Scotland is a nation of music lovers. Plaintive pibrochs recall bygone battles and fiddles set feet tapping at events and venues all over Scotland, while newer rock and pop traditions are represented by guitar-based indie bands and DJs who perform to packed theatres, concert halls and giant stadiums.
t The Inveraray Pipe Band parading through their home town
Once the exclusive sound of the Highlands, bagpipes have become a national emblem. In summer, Edinburgh’s Royal Mile is teeming with energetic kilted pipers vying for tourists’ attention. Some play lesser known pibrochs – slow, melancholy melodies. Find out more at Glasgow’s National Piping Centre.
Scots love to party, so it’s no wonder that this small country is home to some big-name festivals. Glasgow’s TRNSMT festival is the summer’s highest-profile event, hosting icons like Stormzy and the Arctic Monkeys, home-grown talents such as Lewis Capaldi and Young Fathers, and a supporting cast of up-and-coming stars. The Edinburgh Jazz and Blues Festival kicks off the festival season with ten days of everything from bebop and samba to swing and soul. On the banks of the River Tay, Solas is a lively gallimaufry of acoustic and electric world music, while the Tiree Music Festival lures folk-rock fusion fans to the shores of Scotland’s sunniest isle.
Scotland’s traditional music festivals attract visitors from all over the world. Scottish folk music embraces not just Celtic sounds but global rhythms and harmonies too. Glasgow’s Celtic Connections festival, is the year’s biggest folk event. In the Northern Isles, Folk Frenzy, held in July, is Shetland’s celebration of the most enduring fiddling tradition in Scotland. But you don’t have to go to a festival to experience Scotland’s toe-tapping trad. When the Shetland Folk Frenzy is in full swing there are jam sessions in just about every pub in Lerwick..Visiting musos can sit in on – or even join – sessions in folk music pubs like the legendary Sandy Bell’s (www.sandybells.co.uk) in Edinburgh and the Taybank (www.thetaybank.co.uk) in Dunkeld.
Glasgow is home to a vibrant music scene and its musical history runs deep. Walk in the footsteps of musical greats and discover the stories of legendary performers who have come to define this musical city on a walking tour of Glasgow’s Music Mile (www.glasgowmusiccitytours.com). The tour covers iconic gig venues such as the Barrowland Ballroom and King Tut’s, dive bars where big names paid their dues, and concert halls of the past and present.

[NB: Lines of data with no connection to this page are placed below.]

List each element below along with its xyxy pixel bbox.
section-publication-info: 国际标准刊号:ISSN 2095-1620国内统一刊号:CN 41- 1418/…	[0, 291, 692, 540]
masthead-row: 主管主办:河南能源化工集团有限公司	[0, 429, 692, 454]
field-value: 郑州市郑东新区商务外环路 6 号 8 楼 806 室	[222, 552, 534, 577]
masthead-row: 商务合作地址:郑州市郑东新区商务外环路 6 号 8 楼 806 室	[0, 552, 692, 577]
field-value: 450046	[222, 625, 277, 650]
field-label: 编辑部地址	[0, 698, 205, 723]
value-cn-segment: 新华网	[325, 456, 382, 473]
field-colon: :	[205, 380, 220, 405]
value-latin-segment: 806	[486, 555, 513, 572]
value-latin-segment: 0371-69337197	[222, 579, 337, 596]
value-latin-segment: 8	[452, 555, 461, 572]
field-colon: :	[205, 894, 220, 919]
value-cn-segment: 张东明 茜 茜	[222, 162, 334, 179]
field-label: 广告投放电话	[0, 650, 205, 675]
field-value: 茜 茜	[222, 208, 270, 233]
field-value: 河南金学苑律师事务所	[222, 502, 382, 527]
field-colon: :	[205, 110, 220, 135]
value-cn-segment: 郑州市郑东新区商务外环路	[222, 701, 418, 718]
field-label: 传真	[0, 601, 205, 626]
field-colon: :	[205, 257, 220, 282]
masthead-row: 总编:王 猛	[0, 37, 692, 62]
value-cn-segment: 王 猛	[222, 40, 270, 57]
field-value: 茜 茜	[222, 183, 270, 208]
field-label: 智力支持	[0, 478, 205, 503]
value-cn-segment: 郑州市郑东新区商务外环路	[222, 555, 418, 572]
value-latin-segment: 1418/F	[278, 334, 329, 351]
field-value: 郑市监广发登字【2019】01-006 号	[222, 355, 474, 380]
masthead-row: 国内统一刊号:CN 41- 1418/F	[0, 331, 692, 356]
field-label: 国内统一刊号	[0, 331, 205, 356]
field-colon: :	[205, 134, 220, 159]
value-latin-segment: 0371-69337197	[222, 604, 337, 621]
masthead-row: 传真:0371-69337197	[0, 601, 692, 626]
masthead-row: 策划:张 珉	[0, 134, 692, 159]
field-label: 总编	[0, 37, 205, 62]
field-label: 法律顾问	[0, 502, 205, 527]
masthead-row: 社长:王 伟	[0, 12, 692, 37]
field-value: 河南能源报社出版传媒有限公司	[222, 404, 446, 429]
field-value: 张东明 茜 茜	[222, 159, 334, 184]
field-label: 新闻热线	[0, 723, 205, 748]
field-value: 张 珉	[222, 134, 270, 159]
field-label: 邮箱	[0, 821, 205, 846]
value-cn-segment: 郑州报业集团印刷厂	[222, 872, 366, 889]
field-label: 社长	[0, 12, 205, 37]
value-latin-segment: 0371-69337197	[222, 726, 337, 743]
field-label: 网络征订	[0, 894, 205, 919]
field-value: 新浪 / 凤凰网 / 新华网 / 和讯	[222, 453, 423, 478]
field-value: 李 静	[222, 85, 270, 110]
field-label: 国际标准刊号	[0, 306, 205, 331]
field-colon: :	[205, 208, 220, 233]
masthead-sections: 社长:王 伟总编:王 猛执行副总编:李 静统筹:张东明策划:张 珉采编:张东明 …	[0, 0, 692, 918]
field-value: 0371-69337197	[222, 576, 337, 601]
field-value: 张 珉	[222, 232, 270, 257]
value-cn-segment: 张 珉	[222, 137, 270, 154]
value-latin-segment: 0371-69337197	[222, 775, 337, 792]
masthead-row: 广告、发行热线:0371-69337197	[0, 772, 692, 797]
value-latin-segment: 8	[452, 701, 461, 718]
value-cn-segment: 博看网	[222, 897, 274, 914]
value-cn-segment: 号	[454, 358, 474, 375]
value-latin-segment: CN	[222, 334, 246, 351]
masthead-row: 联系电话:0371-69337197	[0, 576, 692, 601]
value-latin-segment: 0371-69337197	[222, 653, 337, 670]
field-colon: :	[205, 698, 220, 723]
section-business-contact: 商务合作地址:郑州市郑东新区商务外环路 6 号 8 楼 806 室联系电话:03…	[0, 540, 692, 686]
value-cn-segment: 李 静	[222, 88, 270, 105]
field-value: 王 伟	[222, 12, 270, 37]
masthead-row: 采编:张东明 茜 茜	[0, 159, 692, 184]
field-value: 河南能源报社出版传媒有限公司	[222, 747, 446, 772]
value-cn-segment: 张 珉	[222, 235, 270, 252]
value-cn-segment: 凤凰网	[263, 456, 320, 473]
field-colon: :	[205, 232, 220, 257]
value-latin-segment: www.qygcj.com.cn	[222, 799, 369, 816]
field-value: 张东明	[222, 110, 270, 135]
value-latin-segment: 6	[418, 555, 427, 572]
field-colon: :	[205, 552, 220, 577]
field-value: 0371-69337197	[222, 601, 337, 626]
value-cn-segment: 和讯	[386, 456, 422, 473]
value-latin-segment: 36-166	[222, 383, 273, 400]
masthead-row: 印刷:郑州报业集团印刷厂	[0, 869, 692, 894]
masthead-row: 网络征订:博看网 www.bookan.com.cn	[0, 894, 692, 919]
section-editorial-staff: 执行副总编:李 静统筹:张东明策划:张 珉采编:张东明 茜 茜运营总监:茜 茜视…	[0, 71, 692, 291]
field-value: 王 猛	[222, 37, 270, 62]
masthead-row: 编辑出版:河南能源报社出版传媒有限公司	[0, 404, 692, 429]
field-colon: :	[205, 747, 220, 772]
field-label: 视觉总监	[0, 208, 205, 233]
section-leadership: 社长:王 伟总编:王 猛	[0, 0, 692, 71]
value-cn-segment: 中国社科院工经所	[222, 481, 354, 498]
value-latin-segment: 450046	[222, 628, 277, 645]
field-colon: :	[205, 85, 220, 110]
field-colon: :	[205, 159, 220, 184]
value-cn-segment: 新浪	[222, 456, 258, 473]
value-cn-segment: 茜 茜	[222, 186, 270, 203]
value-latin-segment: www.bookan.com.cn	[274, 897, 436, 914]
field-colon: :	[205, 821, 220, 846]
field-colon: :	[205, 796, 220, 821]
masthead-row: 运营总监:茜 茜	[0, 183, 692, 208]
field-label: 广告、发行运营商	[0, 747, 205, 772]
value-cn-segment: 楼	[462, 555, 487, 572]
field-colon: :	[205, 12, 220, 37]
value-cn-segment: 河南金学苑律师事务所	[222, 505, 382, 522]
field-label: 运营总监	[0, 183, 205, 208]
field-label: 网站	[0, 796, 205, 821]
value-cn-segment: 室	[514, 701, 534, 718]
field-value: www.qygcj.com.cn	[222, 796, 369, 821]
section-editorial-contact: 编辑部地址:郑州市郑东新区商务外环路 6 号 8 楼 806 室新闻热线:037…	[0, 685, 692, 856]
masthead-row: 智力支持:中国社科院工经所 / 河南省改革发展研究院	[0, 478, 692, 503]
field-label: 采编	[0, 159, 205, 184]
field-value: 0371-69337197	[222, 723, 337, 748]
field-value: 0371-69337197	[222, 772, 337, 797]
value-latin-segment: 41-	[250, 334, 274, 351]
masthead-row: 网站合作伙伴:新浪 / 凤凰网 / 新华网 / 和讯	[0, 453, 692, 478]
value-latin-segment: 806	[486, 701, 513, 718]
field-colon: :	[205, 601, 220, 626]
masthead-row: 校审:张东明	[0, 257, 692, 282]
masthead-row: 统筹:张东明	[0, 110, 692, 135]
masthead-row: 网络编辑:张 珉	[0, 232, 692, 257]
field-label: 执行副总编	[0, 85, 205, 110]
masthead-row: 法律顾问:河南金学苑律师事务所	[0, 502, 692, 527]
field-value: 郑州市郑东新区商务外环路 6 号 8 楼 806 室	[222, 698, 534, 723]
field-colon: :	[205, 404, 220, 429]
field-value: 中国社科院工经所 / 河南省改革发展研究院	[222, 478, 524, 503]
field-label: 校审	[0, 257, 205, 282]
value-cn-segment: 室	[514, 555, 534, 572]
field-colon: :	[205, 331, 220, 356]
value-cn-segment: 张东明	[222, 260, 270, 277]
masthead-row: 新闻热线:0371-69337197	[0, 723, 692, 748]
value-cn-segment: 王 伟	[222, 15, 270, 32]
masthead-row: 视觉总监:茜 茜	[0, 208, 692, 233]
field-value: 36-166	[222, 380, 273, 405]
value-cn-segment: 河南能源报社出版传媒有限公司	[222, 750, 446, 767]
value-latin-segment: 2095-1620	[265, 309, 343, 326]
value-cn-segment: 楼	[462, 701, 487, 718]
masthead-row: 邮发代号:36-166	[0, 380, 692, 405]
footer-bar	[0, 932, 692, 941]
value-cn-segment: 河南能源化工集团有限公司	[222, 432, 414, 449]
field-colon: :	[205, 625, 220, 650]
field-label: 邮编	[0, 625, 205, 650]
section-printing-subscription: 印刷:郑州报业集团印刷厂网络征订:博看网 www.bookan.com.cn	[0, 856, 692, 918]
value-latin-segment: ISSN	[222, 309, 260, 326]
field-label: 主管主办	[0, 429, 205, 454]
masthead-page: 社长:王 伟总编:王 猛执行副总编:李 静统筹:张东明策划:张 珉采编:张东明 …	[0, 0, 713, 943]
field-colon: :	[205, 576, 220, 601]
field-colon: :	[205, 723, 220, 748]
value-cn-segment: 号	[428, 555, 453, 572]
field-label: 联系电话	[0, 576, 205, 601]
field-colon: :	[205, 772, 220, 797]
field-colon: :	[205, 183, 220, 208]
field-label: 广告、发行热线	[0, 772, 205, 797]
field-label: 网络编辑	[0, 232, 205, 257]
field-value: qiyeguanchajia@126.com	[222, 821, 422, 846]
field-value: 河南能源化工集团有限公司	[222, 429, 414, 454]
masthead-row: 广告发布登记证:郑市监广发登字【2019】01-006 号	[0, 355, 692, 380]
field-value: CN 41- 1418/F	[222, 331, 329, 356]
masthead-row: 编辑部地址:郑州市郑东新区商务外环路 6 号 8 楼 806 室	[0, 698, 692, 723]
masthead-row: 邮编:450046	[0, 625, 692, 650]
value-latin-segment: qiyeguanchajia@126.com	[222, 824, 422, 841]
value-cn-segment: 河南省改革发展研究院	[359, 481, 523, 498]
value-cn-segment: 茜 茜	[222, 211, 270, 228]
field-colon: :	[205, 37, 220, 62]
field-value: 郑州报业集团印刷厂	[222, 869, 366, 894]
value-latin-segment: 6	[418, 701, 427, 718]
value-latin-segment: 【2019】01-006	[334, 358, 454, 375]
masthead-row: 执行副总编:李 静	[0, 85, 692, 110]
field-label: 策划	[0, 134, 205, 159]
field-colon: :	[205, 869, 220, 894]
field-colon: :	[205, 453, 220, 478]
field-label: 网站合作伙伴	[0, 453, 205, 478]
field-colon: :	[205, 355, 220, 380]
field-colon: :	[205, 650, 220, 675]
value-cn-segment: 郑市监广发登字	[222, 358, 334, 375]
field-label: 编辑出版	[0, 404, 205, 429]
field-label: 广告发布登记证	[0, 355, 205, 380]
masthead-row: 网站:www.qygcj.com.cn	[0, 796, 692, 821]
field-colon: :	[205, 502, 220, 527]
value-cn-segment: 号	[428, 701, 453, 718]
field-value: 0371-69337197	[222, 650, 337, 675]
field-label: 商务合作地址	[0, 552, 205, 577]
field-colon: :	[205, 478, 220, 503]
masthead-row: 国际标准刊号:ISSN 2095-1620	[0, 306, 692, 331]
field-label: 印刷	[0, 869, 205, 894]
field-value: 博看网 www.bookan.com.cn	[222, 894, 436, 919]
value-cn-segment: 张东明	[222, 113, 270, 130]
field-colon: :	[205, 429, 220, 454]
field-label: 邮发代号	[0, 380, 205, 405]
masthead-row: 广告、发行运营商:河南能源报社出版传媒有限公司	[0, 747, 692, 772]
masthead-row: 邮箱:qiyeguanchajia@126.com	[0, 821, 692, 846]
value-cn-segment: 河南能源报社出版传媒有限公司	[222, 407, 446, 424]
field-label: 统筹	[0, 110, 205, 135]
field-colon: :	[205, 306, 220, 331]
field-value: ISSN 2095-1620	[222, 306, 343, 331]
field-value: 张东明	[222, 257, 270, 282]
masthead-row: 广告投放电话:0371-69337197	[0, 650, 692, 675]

Enjoy musical performances by Indian dance troupes and African drummers at the Glasgow Mela – Scotland’s largest multicultural festival – held in Kelvingrove Park every summer.
DISCOVER Scotland Your Way
King Tut’s Wah-Wah Hut, Glasgow
Many legends launched their careers here, among them Oasis.
Barrowland Ballroom, Glasgow
Legendary venue hosting big names as well as up-and-coming bands.
The Jazz Bar, Edinburgh
Scotland’s only venue dedicated solely to jazz.
Fat Sam’s, Dundee
This vast club hosts DJs, bands and theme nights.